When I enter a clearing in the forest, I find a handful of volunteers working with shovels, among them Madeleine, whose head is bent over the hole she’s digging. She looks better than anyone has the right to at this ungodly hour in the middle of the forest, wearing a blue bandana with perfect carelessness over her tidy bun and a baggy Windbreaker that somehow still flatters her frame. She doesn’t notice when I come up next to her.
“You know,” I say, and Madeleine’s head pops up, “this is awesome. Whenever I look into the woods, what I find myself thinking is, needs more trees.”
She rolls her eyes. Grinning, she grabs the small sapling beside the hole and drops it in. “They’re to replace the foliage lost when a couple of drunken idiots on a camping trip started a fire.” Now that she mentions it, the ground here does look ashy. “Besides,” she continues, patting the dirt around her tree, “it looks great for college.”
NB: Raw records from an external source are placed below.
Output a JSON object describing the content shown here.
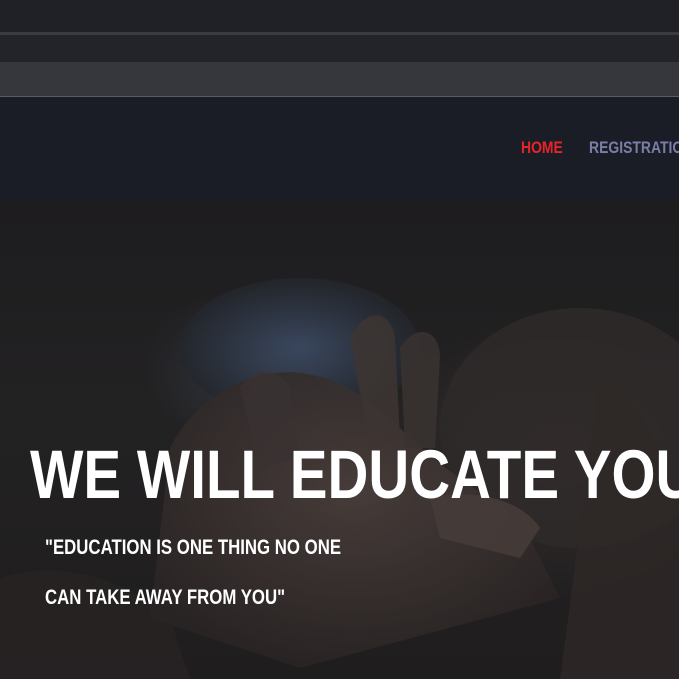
{
  "nav": {
    "items": [
      {
        "label": "HOME",
        "active": true
      },
      {
        "label": "REGISTRATIO",
        "active": false
      }
    ],
    "active_color": "#e5252a",
    "inactive_color": "#7b7fa8"
  },
  "hero": {
    "title": "WE WILL EDUCATE YOU",
    "quote_lines": [
      "\"EDUCATION IS ONE THING NO ONE",
      "CAN TAKE AWAY FROM YOU\""
    ],
    "background_image": "hands-holding-image"
  }
}
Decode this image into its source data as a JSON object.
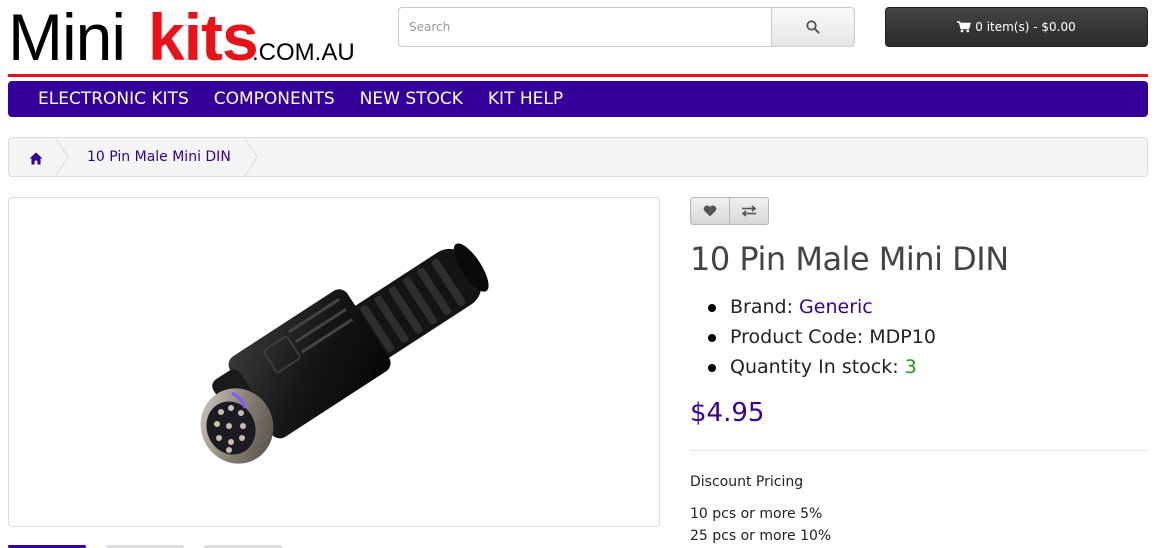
{
  "logo": {
    "part1": "Mini",
    "part2": "kits",
    "domain": ".COM.AU"
  },
  "search": {
    "placeholder": "Search",
    "icon": "search-icon"
  },
  "cart": {
    "label": "0 item(s) - $0.00",
    "icon": "shopping-cart-icon"
  },
  "menu": {
    "items": [
      {
        "label": "ELECTRONIC KITS"
      },
      {
        "label": "COMPONENTS"
      },
      {
        "label": "NEW STOCK"
      },
      {
        "label": "KIT HELP"
      }
    ]
  },
  "breadcrumb": {
    "home_icon": "home-icon",
    "current": "10 Pin Male Mini DIN"
  },
  "actions": {
    "wishlist_icon": "heart-icon",
    "compare_icon": "exchange-icon"
  },
  "product": {
    "title": "10 Pin Male Mini DIN",
    "brand_label": "Brand:",
    "brand_value": "Generic",
    "code_label": "Product Code:",
    "code_value": "MDP10",
    "stock_label": "Quantity In stock:",
    "stock_value": "3",
    "price": "$4.95"
  },
  "discount": {
    "title": "Discount Pricing",
    "tiers": [
      "10 pcs or more 5%",
      "25 pcs or more 10%"
    ]
  },
  "colors": {
    "brand": "#330099",
    "accent_red": "#e8121a",
    "in_stock": "#1a9e1a"
  }
}
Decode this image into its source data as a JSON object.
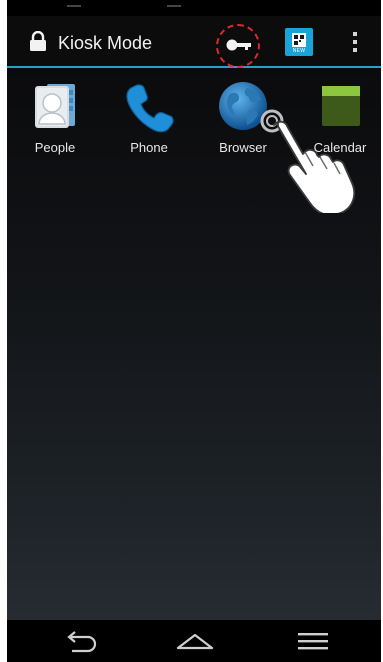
{
  "actionbar": {
    "title": "Kiosk Mode",
    "qr_tiny_label": "NEW",
    "icons": [
      "lock-icon",
      "key-icon",
      "qr-app-icon",
      "overflow-menu-icon"
    ],
    "accent_color": "#2a9fc9",
    "highlight_color": "#e0262e"
  },
  "apps": [
    {
      "label": "People",
      "icon": "contacts-icon"
    },
    {
      "label": "Phone",
      "icon": "phone-icon"
    },
    {
      "label": "Browser",
      "icon": "globe-icon"
    },
    {
      "label": "Calendar",
      "icon": "calendar-icon"
    }
  ],
  "navbar": {
    "icons": [
      "back-icon",
      "home-icon",
      "recent-apps-icon"
    ]
  }
}
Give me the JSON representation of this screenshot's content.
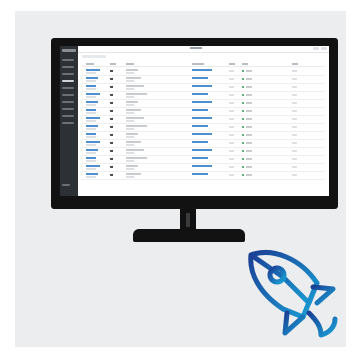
{
  "colors": {
    "background": "#ecedef",
    "monitor": "#121212",
    "sidebar": "#2d3035",
    "link": "#4e8fcf",
    "rocket_gradient": [
      "#1b3f95",
      "#1aa1d6"
    ]
  },
  "icons": {
    "monitor": "desktop-monitor-icon",
    "rocket": "rocket-icon"
  }
}
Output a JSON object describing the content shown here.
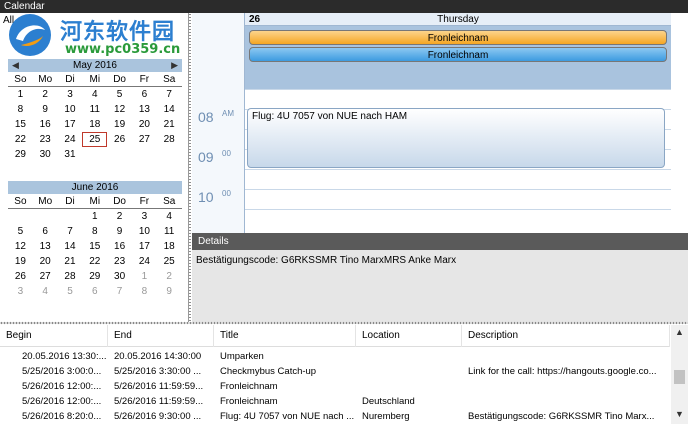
{
  "window": {
    "title": "Calendar"
  },
  "watermark": {
    "title": "河东软件园",
    "url": "www.pc0359.cn"
  },
  "left_panel": {
    "allday_label": "All"
  },
  "may": {
    "title": "May 2016",
    "dow": [
      "So",
      "Mo",
      "Di",
      "Mi",
      "Do",
      "Fr",
      "Sa"
    ],
    "weeks": [
      [
        "1",
        "2",
        "3",
        "4",
        "5",
        "6",
        "7"
      ],
      [
        "8",
        "9",
        "10",
        "11",
        "12",
        "13",
        "14"
      ],
      [
        "15",
        "16",
        "17",
        "18",
        "19",
        "20",
        "21"
      ],
      [
        "22",
        "23",
        "24",
        "25",
        "26",
        "27",
        "28"
      ],
      [
        "29",
        "30",
        "31",
        "",
        "",
        "",
        ""
      ]
    ]
  },
  "june": {
    "title": "June 2016",
    "dow": [
      "So",
      "Mo",
      "Di",
      "Mi",
      "Do",
      "Fr",
      "Sa"
    ],
    "weeks": [
      [
        "",
        "",
        "",
        "1",
        "2",
        "3",
        "4"
      ],
      [
        "5",
        "6",
        "7",
        "8",
        "9",
        "10",
        "11"
      ],
      [
        "12",
        "13",
        "14",
        "15",
        "16",
        "17",
        "18"
      ],
      [
        "19",
        "20",
        "21",
        "22",
        "23",
        "24",
        "25"
      ],
      [
        "26",
        "27",
        "28",
        "29",
        "30",
        "1",
        "2"
      ],
      [
        "3",
        "4",
        "5",
        "6",
        "7",
        "8",
        "9"
      ]
    ]
  },
  "day_view": {
    "day_number": "26",
    "day_name": "Thursday",
    "allday_events": [
      {
        "title": "Fronleichnam"
      },
      {
        "title": "Fronleichnam"
      }
    ],
    "hours": [
      {
        "hour": "08",
        "suffix": "AM"
      },
      {
        "hour": "09",
        "suffix": "00"
      },
      {
        "hour": "10",
        "suffix": "00"
      }
    ],
    "timed_event": {
      "title": "Flug: 4U 7057 von NUE nach HAM"
    }
  },
  "details": {
    "header": "Details",
    "text": "Bestätigungscode: G6RKSSMR Tino MarxMRS Anke Marx"
  },
  "event_list": {
    "columns": [
      "Begin",
      "End",
      "Title",
      "Location",
      "Description"
    ],
    "rows": [
      [
        "20.05.2016 13:30:...",
        "20.05.2016 14:30:00",
        "Umparken",
        "",
        ""
      ],
      [
        "5/25/2016 3:00:0...",
        "5/25/2016 3:30:00 ...",
        "Checkmybus Catch-up",
        "",
        "Link for the call: https://hangouts.google.co..."
      ],
      [
        "5/26/2016 12:00:...",
        "5/26/2016 11:59:59...",
        "Fronleichnam",
        "",
        ""
      ],
      [
        "5/26/2016 12:00:...",
        "5/26/2016 11:59:59...",
        "Fronleichnam",
        "Deutschland",
        ""
      ],
      [
        "5/26/2016 8:20:0...",
        "5/26/2016 9:30:00 ...",
        "Flug: 4U 7057 von NUE nach ...",
        "Nuremberg",
        "Bestätigungscode: G6RKSSMR Tino Marx..."
      ]
    ]
  }
}
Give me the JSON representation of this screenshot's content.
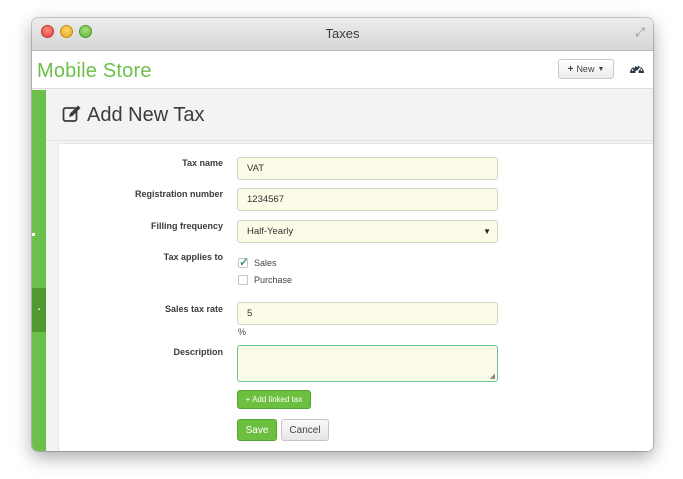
{
  "window": {
    "title": "Taxes"
  },
  "app": {
    "brand": "Mobile Store",
    "new_button": {
      "icon": "plus-icon",
      "label": "New",
      "caret": "chevron-down-icon"
    },
    "dashboard_icon": "dashboard-icon"
  },
  "page": {
    "title": "Add New Tax",
    "icon": "edit-icon"
  },
  "form": {
    "tax_name": {
      "label": "Tax name",
      "value": "VAT"
    },
    "registration_number": {
      "label": "Registration number",
      "value": "1234567"
    },
    "filling_frequency": {
      "label": "Filling frequency",
      "value": "Half-Yearly"
    },
    "tax_applies_to": {
      "label": "Tax applies to",
      "options": [
        {
          "label": "Sales",
          "checked": true
        },
        {
          "label": "Purchase",
          "checked": false
        }
      ]
    },
    "sales_tax_rate": {
      "label": "Sales tax rate",
      "value": "5",
      "unit": "%"
    },
    "description": {
      "label": "Description",
      "value": ""
    },
    "add_linked_tax_label": "+ Add linked tax",
    "save_label": "Save",
    "cancel_label": "Cancel"
  },
  "colors": {
    "accent": "#6cc04a",
    "accent_dark": "#4f9a30",
    "field_bg": "#fbfbe8"
  }
}
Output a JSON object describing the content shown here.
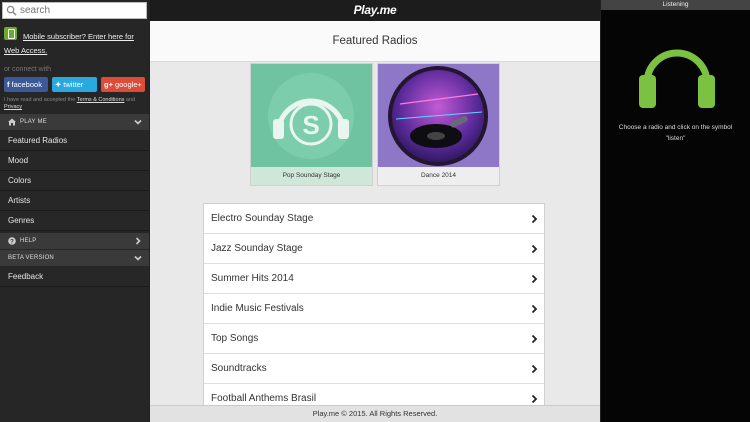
{
  "app": {
    "logo": "Play.me"
  },
  "sidebar": {
    "search_placeholder": "search",
    "mobile_text": "Mobile subscriber? Enter here for Web Access.",
    "connect_label": "or connect with",
    "social": {
      "facebook": "facebook",
      "twitter": "twitter",
      "google": "google+"
    },
    "terms_prefix": "I have read and accepted the ",
    "terms_link": "Terms & Conditions",
    "terms_and": " and ",
    "privacy_link": "Privacy",
    "section_playme": "PLAY ME",
    "items": [
      "Featured Radios",
      "Mood",
      "Colors",
      "Artists",
      "Genres"
    ],
    "section_help": "HELP",
    "section_beta": "BETA VERSION",
    "feedback": "Feedback"
  },
  "main": {
    "title": "Featured Radios",
    "cards": [
      {
        "caption": "Pop Sounday Stage"
      },
      {
        "caption": "Dance 2014"
      }
    ],
    "radios": [
      "Electro Sounday Stage",
      "Jazz Sounday Stage",
      "Summer Hits 2014",
      "Indie Music Festivals",
      "Top Songs",
      "Soundtracks",
      "Football Anthems Brasil"
    ],
    "footer": "Play.me © 2015. All Rights Reserved."
  },
  "listening": {
    "title": "Listening",
    "instructions": "Choose a radio and click on the symbol \"listen\""
  },
  "colors": {
    "accent_green": "#7cc242",
    "sidebar_bg": "#262626",
    "main_bg": "#e9e9e9"
  }
}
She straightens up and produces a trowel from her back pocket. Holding it out to me, she gives me an expectant look. Is she serious?
I pull a fake pout.
She’s not amused. One eyebrow arches, and she waves the trowel in the air, flinging dirt at me.
“Okay, okay,” I grumble. We walk to the next sapling, a few feet over. Following Madeleine’s lead, I kneel and shove my trowel into the earth, no idea what I’m doing. Far away, I hear the chattering of some indiscernible woodland creature. Madeleine, however, knows exactly what she’s doing, and she confidently removes a shovelful of dirt in one even motion. “Doesn’t it ever get tiring being perfect?” I ask, watching her.
I meant it half-jokingly, but she wrinkles her nose. “Perfect?”
“I mean, saving the forests, volunteering at the library, perfect GPA, perfect boyfriend. It’s a lot to keep up. Don’t you ever just want to screw something up?” I got two hours of sleep after somehow ruining one of my closest friendships, and here Madeleine is, saving the planet.
She stops digging and stabs her shovel into the ground. “What’s with you today? You’re snarkier than normal.”